For instance serializing the Vector class can be done like this:
template <class Archive, typename DATA_TYPE, unsigned SIZE>
void serialize( Archive & ar, gmtl::Vec<DATA_TYPE, SIZE> & v, const
unsigned int )
{
ar & v.mData;
}
This will handle all Vectors. Simple aye?
I've done this a bit different, since using the upper method will add
one additional size_t/unsigned int
to the archive (to indicate the array length).
template <class Archive, typename DATA_TYPE, unsigned SIZE>
void serialize( Archive & ar, gmtl::Vec<DATA_TYPE, SIZE> & v, const
unsigned int )
{
for(size_t i = 0; i < SIZE; ++i)
{
ar & v.mData[i];
}
}
This might be a bit slower performance wise, but it saves me some data
to be paged. (I'm having like billions of vectors to be saved)
Sad thing is, that I am not sure about the loop unrolling in this function.

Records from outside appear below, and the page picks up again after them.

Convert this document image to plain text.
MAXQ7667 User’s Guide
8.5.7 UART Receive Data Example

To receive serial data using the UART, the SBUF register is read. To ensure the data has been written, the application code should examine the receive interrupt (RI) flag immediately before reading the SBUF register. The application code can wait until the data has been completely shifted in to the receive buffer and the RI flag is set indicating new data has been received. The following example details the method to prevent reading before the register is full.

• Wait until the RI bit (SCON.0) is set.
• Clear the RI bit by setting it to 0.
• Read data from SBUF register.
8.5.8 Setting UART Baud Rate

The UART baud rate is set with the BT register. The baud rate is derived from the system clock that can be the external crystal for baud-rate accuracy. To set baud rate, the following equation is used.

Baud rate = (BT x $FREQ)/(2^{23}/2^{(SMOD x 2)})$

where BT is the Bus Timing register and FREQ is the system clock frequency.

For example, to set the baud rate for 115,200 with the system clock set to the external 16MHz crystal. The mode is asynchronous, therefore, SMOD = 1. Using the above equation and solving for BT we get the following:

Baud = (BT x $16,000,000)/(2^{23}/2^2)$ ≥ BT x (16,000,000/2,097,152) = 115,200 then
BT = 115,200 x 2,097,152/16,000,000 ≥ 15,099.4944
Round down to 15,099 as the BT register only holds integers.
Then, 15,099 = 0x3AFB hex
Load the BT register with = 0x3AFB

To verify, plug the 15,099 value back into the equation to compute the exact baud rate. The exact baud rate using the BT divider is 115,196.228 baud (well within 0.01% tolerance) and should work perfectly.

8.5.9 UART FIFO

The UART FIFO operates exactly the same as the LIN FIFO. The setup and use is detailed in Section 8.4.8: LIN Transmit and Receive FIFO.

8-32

>> I'd really like to submit the changes I've made so far, if you folks
>> tell me how to provide you the sources.
>>
>
> Check out the CVS HEAD of the source tree and post unified diffs:
>
> cvs diff -u File.h > patch
>
> Then, post the patch as an attachment. Do not paste the text of the patch
> into a message as critical formatting details can get munged by mail clients.
>
Can do :-)
I will will split this into multiple patches.